Ego is powerful, indeed. All it takes is a color that complements one ego, to capture the attention of another person and thus another ego. When I walked by this painting the other day, it made me stop in my tracks without any seeming reason. As I stood in front of it for a while, with the initial awe for technique and pigmentation fading away, I started to consider it. I started to think about the princess (and future countess) looking at me, and how she may have been looking at the painter in the same way. I started to think about her dress and how beautiful yet uncomfortable it looked, and whether she felt any resentment for standing for such a long period of time-- and indeed whether she had even stood for this portrait or the artist had taken several liberties with only an initial impression. Not much empathy was lent though, as I concluded these thoughts with, "Well, she's still a princess."

Sure enough, I couldn't help but be drawn next to her beautiful jewelry, beginning with the gold and no doubt heavy necklace, moving down the lace trimmings to her equally sumptuous gold bracelet then to the layers of draped pearls hanging delicately off her just offhand enough wrist.

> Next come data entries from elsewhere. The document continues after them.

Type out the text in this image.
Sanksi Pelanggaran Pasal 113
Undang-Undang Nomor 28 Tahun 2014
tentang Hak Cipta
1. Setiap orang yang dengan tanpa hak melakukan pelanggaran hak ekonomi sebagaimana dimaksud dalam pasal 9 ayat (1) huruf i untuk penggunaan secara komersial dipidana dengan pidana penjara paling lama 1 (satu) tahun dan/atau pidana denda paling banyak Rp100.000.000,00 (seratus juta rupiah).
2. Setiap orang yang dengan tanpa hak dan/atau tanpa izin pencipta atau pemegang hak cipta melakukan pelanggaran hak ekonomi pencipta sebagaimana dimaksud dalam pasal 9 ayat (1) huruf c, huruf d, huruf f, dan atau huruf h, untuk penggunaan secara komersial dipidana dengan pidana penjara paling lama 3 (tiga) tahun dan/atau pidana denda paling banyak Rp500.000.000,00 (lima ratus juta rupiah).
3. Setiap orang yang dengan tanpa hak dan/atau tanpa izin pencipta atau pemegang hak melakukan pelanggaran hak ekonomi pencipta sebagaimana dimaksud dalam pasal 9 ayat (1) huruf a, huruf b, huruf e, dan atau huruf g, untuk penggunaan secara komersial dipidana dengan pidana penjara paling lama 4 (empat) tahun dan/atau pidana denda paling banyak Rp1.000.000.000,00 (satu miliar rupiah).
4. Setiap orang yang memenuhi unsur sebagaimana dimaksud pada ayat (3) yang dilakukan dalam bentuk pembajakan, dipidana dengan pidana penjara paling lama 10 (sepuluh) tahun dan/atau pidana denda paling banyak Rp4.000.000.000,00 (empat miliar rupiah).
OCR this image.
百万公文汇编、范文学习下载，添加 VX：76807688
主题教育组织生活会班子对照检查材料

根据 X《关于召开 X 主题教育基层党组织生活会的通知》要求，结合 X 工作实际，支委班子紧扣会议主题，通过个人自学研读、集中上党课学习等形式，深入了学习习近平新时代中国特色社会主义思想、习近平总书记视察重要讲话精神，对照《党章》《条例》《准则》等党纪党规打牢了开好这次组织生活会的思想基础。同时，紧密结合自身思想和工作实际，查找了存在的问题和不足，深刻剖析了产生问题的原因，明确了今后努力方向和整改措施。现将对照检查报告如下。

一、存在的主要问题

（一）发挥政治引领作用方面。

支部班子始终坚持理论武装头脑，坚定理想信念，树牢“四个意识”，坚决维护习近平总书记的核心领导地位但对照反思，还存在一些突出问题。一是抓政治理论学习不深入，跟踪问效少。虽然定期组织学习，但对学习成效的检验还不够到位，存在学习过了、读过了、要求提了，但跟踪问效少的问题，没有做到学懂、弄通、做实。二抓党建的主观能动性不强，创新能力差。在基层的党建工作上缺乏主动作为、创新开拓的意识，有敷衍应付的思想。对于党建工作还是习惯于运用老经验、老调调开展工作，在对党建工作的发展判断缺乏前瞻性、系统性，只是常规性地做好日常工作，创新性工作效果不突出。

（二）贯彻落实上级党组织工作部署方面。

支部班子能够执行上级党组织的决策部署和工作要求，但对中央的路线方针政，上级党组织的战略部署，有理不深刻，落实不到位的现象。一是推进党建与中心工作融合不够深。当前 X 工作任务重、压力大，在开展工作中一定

Finishing with her ring, which glistens above the sheen layers of her multi-layer garment, I was left overwhelmed and voyerous as I ultimately considered the tragedy of portraits that is to represent confidence but be criticized perpetually depending on people's values of...value. My values of life do not align with those of the princess, understandably and uncompromisingly so, and so while I can lend her my admiration and appreciation, both are likely to be at best temporary and at worst tempestuous. And actually, maybe it would be more accurate to say that the admiration and appreciation go towards the artist.

Maybe portraits are not meant to be taken so seriously, and maybe they are just remnants of ego left behind as the result of a very human desire to be remembered and to remain. After all, we would not blame our loved ones for wanting one, and maybe even gift them such an object. But at the same time, our loved ones are simply people in paintings to the millions and billions of other viewers around the world-- and so we are left with the feeling that portraits are all at once the ultimate "ego" of mankind and the ultimate meaningless manifestation of our futile efforts to fight time and resist the inevitability of forgotten history.